Small Town News
Along these lines: Political Jokes, Part 2: The Republicans
Mitt Romney's run for the presidency was recently endorsed by the charismatic New Jersey governor Chris Christie. But just how did the influential Christie determine which of the Republican candidates was worthy of his support?
Simple. He invited Romney, along with Rick Perry, Ron Paul, Rick Santorum, John Huntsman and Newt Gingrich on a weekend fishing trip. Whoever displayed the greatest intelligence and resourcefulness, Christie promised to publically endorse.
So early the first morning, the men rent a large pontoon boat and head off to fish. Soon, they run out of bait. So Romney stands up and walks across the water to get some more, bait and returns to the boat the same way.
But'after two hours, they run out of bait again. This time Gingrich says he will get more bait... so he gets up and walks across the water, too.
After another hour of fishing; they run out of bait again. This time, Rick Perry offers to go. So he steps out of the boat and sinks straight to the bottom.
Turning to the others, Romney says, "I guess he didn't see the rocks."
And Christie sends Perry home, unendorsed.
The next morning, the men are up bright and early and head out in the boat to fish again. They have a great day catching plenty of fish. Christie says to the others "This is such a great spot, we need to mark it so we can come back."
Huntsman agrees and proceeds to etch a mark on the side of the boat. "What are you doing, John?" Paul asks.
"Marking the spot," Huntsman replies.
"Don't be stupid!" Paul snaps. "What if we don't get the same boat next time?"

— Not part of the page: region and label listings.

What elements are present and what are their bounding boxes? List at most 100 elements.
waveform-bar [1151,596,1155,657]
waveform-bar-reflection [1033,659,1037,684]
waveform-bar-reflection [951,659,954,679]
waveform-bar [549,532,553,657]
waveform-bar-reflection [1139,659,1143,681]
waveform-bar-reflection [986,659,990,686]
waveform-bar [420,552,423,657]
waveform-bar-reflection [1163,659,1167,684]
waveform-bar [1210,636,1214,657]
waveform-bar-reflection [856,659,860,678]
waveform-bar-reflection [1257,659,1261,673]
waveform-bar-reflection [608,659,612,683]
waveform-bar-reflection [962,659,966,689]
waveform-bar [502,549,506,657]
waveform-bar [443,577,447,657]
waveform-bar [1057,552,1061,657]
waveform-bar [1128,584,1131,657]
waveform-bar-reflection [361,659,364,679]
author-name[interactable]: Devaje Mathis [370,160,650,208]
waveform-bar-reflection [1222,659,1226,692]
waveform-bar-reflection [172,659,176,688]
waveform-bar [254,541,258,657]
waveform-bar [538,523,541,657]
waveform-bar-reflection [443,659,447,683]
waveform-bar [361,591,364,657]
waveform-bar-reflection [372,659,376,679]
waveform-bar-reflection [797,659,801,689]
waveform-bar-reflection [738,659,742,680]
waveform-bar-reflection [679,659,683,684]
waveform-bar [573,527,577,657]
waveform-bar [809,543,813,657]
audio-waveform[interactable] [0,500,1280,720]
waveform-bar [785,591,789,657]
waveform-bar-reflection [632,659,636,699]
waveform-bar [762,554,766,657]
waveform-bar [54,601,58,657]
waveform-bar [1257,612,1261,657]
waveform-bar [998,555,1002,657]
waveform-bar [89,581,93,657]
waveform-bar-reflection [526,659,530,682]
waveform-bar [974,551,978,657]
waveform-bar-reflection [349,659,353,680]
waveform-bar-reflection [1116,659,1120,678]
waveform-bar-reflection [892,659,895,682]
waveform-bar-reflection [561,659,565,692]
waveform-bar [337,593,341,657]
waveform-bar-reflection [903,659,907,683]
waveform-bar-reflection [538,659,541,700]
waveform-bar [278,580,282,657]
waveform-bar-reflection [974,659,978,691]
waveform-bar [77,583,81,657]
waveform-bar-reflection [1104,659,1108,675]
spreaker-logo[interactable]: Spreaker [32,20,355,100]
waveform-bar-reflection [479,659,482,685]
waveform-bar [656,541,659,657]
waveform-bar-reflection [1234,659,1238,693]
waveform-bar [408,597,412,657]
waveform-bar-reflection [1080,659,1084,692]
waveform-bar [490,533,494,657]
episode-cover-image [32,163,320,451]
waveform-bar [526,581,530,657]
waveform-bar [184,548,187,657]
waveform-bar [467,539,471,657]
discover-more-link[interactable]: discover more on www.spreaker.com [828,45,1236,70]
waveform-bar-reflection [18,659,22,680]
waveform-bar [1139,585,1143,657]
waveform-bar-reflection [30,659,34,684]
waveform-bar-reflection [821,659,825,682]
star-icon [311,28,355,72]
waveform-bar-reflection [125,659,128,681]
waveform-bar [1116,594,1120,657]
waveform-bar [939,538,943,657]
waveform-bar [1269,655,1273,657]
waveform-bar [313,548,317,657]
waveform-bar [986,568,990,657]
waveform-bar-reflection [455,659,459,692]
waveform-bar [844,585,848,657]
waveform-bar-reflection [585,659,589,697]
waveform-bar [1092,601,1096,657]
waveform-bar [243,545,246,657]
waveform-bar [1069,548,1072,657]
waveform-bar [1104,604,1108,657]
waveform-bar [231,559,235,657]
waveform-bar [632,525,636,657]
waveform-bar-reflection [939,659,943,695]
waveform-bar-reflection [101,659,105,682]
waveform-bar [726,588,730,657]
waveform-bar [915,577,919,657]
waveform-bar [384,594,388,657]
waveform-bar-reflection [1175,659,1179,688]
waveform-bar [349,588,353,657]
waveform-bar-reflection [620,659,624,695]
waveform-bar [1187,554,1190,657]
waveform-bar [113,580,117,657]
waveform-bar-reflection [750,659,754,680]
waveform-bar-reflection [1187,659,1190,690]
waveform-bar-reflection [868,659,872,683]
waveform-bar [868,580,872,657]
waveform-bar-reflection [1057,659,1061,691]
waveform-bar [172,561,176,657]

So Huntsman and Paul were both sent home, unendorsed.
Sitting around the campfire that evening, the remaining boys begin talking. "So Rick," Christie says to Santorum, "what did you do about that old car I heard you were trying to sell -- the one that had 250,000 miles on it?"
"Well, I'll tell you, but you must keep this to yourself," Santorum replies. "I took it to a friend who owns a car repair shop. He turned the odometer back 200,000 miles and said I shouldn't have any problems selling the car!"

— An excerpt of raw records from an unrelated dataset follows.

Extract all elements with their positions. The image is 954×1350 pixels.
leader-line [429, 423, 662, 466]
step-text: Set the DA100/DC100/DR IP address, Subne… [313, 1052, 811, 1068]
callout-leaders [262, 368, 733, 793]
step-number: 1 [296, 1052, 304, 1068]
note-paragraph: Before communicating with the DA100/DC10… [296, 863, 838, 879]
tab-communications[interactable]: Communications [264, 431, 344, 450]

"Really?" Christie asks. "Well, how much do you think you'll get for it now?"
"Oh, I didn't sell it," Santorum answers. "Why should I? It only has 50,000 miles on it!"

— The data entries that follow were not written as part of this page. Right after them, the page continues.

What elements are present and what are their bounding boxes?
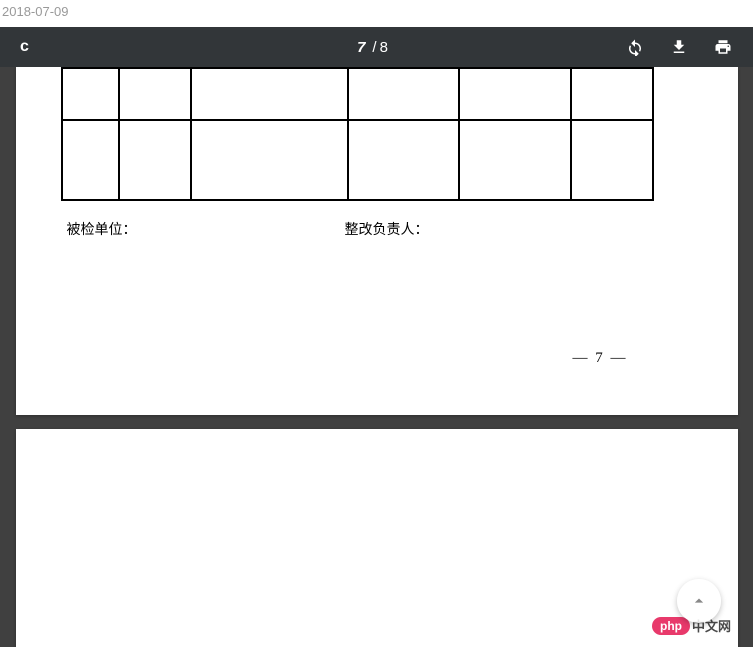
inspection-table: [61, 67, 654, 201]
document-page-8: [16, 429, 738, 647]
total-pages: 8: [380, 39, 388, 56]
download-icon[interactable]: [669, 37, 689, 57]
table-cell: [119, 120, 191, 200]
table-cell: [459, 120, 571, 200]
print-icon[interactable]: [713, 37, 733, 57]
table-cell: [348, 68, 460, 120]
page-indicator: 7 /8: [120, 39, 625, 56]
inspected-unit-label: 被检单位：: [67, 219, 137, 239]
arrow-up-icon: [689, 591, 709, 611]
current-page-number: 7: [357, 39, 365, 56]
table-row: [62, 120, 653, 200]
scroll-to-top-button[interactable]: [677, 579, 721, 623]
table-cell: [571, 120, 653, 200]
table-cell: [191, 68, 347, 120]
document-page-7: 被检单位： 整改负责人： — 7 —: [16, 67, 738, 415]
table-cell: [62, 120, 120, 200]
table-cell: [119, 68, 191, 120]
responsible-person-label: 整改负责人：: [345, 219, 429, 239]
signature-labels: 被检单位： 整改负责人：: [61, 219, 693, 239]
table-row: [62, 68, 653, 120]
table-cell: [348, 120, 460, 200]
table-cell: [191, 120, 347, 200]
viewer-toolbar: c 7 /8: [0, 27, 753, 67]
table-cell: [62, 68, 120, 120]
table-cell: [571, 68, 653, 120]
table-cell: [459, 68, 571, 120]
php-logo: php: [652, 617, 690, 635]
page-number-footer: — 7 —: [573, 350, 628, 367]
document-title: c: [20, 38, 120, 56]
toolbar-actions: [625, 37, 733, 57]
page-date: 2018-07-09: [0, 0, 753, 27]
rotate-icon[interactable]: [625, 37, 645, 57]
pdf-viewer: c 7 /8: [0, 27, 753, 647]
pages-scroll-area[interactable]: 被检单位： 整改负责人： — 7 —: [0, 67, 753, 647]
page-separator: /: [372, 39, 376, 56]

And Santorum was sent home, unendorsed.
Christie, Romney and Gingrich spend the following morning fishing from the riv-erbank. Suddenly, the game warden jumps out from behind the bushes. Immediately, Romney throws his fishing rod down and starts running through the woods at full speed, hotly pursued by the game warden.
After about a mile, Romney collapses to catch his breath and the game warden finally catches up to him. "OK, pal, let's see your fishing license!" the warden demands.
Romney pulls out his wallet and gives the game warden a valid fishing license.
"Well, what's the matter with you?" the astonished the game warden asks. "You have a valid fishing license -- you didn't have to run from me!"
"Yes, sir, I did," replies Mitt. "Christie back there -- who's on his way home by now -- well, he didn't have one."
And that's how Mitt Romney secured Chris Christie's endorsement.